Zegers-Hochschild F, Fernández E, Mackenna A, Fabres C, Altieri E, Lopez T
Department of Obstetrics and Gynecology, Clínica Las Condes, Santiago, Chile.
Hum Reprod. 1995 Sep;10(9):2262-5. doi: 10.1093/oxfordjournals.humrep.a136281.
The purpose of this study is to provide evidence that empty follicle syndrome (EFS) is a result of an abnormality in the in-vivo biological activity of some batches of commercially available human chorionic gonadotrophin (HCG). This is a comparative study between six consecutive in-vitro fertilization (IVF) cases with EFS (study group) and 10 IVF pregnancy cycles (control group). Both groups received the same ovarian stimulation protocol consisting of leuprolide acetate and human menopausal gonadotrophin (HMG). An i.m. injection of 10,000 IU of HCG was administered once follicles had reached 18-20 mm and oestradiol/follicle > or = 16 mm was at least 900 pmol/l. Transvaginal aspiration was performed 36 h later. Plasma HCG prior to and 12 h after i.m. injection as well as the follicular fluid (FF) concentrations of oestradiol, progesterone, luteinizing hormone (LH) and HCG were determined in the study group and controls. The in-vitro biological activity of the batch of HCG used by the EFS cases and the control group was determined using a Leydig cell preparation from adult rats. Furthermore, the plasma clearance rate after i.v. injection of 5000 IU of HCG, from the same batches, was studied in three male volunteers. In the IVF cycles, no HCG was detected in plasma prior to the injection of commercial HCG. After 12 h, no HCG was detected in the study group compared to a mean of 207.5 IU/l (110-360) in controls. Mean FF concentration of LH, HCG, progesterone and oestradiol was 0.9 IU/l, 0 IU/l, 3.1 nmol/ml and 4.4 nmol/ml in EFS compared to 1.0, 98.3, 32.0 and 3.7 in pregnancy cycles. The in-vitro biological activity in both HCG batches was not significantly different; however, immunoreactive HCG used in EFS cases was undetectable in plasma of male volunteers as soon as 10 min after i.v. injection of 5000 IU of HCG. The endocrine abnormalities found in follicular fluids of EFS are not a consequence of an ovarian problem but the result of a lack of exposure to biologically active HCG. The rapid clearance of the drug after i.v. injection and the high affinity of desialylated HCG to liver cells suggest this to be a possible explanation for this infrequent but unfortunate event.
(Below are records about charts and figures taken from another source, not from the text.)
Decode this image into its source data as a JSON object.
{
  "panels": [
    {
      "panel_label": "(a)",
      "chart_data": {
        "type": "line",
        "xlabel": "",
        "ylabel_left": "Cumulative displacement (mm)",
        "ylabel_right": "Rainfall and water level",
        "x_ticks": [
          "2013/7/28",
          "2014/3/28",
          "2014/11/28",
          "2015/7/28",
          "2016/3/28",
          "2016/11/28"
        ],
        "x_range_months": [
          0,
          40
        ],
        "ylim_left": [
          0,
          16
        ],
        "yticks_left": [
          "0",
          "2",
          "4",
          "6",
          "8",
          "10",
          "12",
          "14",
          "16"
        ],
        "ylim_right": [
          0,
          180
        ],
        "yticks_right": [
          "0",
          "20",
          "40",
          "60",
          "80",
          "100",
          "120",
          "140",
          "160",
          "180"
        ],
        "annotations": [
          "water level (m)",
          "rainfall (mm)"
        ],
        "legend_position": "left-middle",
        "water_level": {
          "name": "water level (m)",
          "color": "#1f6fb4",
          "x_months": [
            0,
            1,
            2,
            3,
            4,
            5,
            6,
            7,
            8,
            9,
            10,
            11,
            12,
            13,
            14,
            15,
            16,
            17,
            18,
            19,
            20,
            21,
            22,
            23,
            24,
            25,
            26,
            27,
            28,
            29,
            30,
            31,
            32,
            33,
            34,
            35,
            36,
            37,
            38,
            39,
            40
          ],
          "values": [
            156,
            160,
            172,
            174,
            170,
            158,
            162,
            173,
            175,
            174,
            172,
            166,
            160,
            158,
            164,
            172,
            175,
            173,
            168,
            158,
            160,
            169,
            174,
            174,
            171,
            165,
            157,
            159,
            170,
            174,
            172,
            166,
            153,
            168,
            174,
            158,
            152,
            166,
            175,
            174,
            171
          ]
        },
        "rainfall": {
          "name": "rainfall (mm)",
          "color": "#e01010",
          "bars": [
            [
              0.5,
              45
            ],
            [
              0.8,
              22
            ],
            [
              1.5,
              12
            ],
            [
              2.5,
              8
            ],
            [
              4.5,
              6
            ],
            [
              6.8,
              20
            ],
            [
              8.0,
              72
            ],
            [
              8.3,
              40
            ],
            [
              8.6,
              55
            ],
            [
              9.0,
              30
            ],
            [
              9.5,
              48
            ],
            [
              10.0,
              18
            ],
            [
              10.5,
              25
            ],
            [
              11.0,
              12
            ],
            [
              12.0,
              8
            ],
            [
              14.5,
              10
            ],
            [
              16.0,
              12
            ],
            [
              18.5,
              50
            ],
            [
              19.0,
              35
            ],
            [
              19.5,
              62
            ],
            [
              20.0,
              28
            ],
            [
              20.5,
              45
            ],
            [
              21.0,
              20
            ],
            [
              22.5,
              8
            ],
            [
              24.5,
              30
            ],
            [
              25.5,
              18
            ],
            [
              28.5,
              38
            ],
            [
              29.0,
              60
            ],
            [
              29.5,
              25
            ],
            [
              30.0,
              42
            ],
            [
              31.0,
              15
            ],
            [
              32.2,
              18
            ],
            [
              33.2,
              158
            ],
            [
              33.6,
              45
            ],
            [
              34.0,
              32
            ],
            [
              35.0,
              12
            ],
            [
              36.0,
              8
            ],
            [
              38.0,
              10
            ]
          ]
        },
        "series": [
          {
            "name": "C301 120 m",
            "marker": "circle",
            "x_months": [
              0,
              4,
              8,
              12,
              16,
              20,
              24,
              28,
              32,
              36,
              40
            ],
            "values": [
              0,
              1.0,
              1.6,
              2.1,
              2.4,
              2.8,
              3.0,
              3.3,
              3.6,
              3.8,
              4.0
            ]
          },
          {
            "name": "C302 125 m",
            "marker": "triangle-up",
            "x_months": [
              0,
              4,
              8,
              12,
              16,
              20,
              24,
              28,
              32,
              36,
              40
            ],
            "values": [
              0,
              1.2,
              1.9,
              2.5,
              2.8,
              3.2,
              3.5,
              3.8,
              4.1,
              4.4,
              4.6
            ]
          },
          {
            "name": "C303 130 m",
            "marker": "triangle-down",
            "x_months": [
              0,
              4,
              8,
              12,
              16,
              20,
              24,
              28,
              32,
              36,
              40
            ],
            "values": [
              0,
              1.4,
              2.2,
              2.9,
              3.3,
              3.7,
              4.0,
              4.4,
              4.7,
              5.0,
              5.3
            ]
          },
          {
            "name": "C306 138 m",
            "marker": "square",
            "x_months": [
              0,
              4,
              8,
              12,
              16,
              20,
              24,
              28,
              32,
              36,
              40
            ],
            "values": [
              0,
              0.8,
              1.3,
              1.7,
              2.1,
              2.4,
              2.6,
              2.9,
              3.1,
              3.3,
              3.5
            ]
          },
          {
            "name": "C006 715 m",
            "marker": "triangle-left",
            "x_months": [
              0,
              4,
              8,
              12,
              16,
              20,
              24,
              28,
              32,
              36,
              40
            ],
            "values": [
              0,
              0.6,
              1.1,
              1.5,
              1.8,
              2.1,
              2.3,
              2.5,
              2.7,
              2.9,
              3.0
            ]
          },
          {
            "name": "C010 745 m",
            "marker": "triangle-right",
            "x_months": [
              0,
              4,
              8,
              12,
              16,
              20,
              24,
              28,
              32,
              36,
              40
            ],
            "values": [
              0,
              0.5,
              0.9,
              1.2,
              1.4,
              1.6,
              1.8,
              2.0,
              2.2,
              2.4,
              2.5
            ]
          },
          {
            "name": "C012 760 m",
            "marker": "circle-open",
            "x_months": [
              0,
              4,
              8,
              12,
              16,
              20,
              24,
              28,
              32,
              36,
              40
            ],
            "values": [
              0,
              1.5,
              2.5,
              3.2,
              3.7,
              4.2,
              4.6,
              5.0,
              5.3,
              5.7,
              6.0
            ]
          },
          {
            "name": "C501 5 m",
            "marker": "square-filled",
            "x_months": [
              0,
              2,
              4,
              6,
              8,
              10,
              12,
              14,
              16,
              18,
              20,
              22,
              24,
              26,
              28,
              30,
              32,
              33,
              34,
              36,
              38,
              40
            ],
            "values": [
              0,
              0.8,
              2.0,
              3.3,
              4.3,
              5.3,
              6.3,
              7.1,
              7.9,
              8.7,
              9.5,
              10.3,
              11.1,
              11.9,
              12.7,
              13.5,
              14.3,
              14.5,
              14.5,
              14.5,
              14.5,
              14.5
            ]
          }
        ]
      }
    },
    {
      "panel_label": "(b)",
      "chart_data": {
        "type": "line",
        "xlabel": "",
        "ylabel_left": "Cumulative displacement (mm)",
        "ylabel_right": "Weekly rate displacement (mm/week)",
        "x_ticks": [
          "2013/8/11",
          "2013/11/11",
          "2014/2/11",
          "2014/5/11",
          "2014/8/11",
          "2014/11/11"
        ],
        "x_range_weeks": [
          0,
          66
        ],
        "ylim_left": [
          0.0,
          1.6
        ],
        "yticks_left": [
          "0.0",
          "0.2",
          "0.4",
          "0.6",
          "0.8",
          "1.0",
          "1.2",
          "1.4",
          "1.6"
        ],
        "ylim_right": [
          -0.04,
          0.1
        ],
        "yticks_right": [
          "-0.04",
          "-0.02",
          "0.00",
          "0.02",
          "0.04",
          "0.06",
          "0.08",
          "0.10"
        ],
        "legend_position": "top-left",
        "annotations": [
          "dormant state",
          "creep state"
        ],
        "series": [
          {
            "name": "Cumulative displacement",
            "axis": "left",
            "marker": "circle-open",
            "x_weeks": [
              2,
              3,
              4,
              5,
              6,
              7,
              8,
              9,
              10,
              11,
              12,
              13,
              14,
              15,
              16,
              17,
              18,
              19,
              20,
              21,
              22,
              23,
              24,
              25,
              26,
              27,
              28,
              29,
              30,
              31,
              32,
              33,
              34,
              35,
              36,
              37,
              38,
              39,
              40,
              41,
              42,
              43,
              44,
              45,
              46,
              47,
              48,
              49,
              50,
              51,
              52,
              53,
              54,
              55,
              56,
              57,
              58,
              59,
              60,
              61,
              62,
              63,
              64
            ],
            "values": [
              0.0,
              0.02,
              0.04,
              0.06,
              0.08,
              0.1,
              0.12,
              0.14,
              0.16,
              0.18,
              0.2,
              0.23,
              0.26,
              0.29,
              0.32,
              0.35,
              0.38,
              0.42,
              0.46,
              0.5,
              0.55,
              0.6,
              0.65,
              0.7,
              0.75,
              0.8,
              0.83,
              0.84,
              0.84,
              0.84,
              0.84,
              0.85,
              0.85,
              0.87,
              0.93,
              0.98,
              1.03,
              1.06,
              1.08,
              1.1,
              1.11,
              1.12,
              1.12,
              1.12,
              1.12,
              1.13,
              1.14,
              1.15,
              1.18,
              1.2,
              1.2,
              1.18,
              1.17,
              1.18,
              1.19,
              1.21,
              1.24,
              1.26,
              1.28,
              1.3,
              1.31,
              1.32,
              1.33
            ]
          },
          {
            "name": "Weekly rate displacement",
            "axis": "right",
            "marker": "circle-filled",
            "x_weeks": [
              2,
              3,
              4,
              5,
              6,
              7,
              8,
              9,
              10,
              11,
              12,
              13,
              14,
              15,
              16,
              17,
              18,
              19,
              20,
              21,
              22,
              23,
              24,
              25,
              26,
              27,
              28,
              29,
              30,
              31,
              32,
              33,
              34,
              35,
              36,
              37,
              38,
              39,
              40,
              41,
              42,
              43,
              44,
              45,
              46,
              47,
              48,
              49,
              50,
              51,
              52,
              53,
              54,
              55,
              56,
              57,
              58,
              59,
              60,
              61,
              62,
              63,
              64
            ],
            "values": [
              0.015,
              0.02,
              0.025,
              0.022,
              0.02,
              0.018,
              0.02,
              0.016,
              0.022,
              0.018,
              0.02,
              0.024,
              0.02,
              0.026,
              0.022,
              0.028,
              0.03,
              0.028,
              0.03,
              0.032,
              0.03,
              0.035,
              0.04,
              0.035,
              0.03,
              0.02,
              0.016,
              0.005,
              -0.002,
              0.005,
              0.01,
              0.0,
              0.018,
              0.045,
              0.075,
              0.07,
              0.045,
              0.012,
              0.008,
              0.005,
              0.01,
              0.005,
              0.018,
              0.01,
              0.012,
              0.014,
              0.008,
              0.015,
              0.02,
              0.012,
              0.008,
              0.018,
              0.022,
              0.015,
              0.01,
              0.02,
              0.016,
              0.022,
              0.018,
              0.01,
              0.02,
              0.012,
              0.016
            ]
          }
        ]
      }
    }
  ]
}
本研究的目的是提供证据,证明空卵泡综合征(EFS)是某些批次市售人绒毛膜促性腺激素(HCG)体内生物活性异常的结果。这是一项对6例连续体外受精(IVF)合并EFS的病例(研究组)和10个IVF妊娠周期(对照组)进行的比较研究。两组均接受相同的卵巢刺激方案,包括醋酸亮丙瑞林和人绝经期促性腺激素(HMG)。当卵泡直径达到18 - 20 mm且雌二醇/卵泡≥16 mm至少为900 pmol/l时,肌肉注射10000 IU HCG一次。36小时后进行经阴道抽吸。在研究组和对照组中,测定了肌肉注射前及注射后12小时的血浆HCG以及卵泡液(FF)中雌二醇、孕酮、促黄体生成素(LH)和HCG的浓度。使用成年大鼠的睾丸间质细胞制剂测定EFS病例组和对照组所使用的那一批次HCG的体外生物活性。此外,在三名男性志愿者中研究了静脉注射5000 IU同一批次HCG后的血浆清除率。在IVF周期中,注射市售HCG前血浆中未检测到HCG。12小时后,研究组未检测到HCG,而对照组的平均值为207.5 IU/l(110 - 360)。EFS组卵泡液中LH、HCG、孕酮和雌二醇的平均浓度分别为0.9 IU/l、0 IU/l、3.1 nmol/ml和4.4 nmol/ml,而妊娠周期组分别为1.0、98.3、32.0和3.7。两批次HCG的体外生物活性无显著差异;然而,EFS病例组使用的免疫反应性HCG在静脉注射5000 IU HCG后10分钟,男性志愿者血浆中就检测不到了。在EFS卵泡液中发现的内分泌异常不是卵巢问题的结果,而是缺乏接触生物活性HCG的结果。静脉注射后药物的快速清除以及去唾液酸HCG对肝细胞的高亲和力表明,这可能是对这一罕见但不幸事件的一种解释。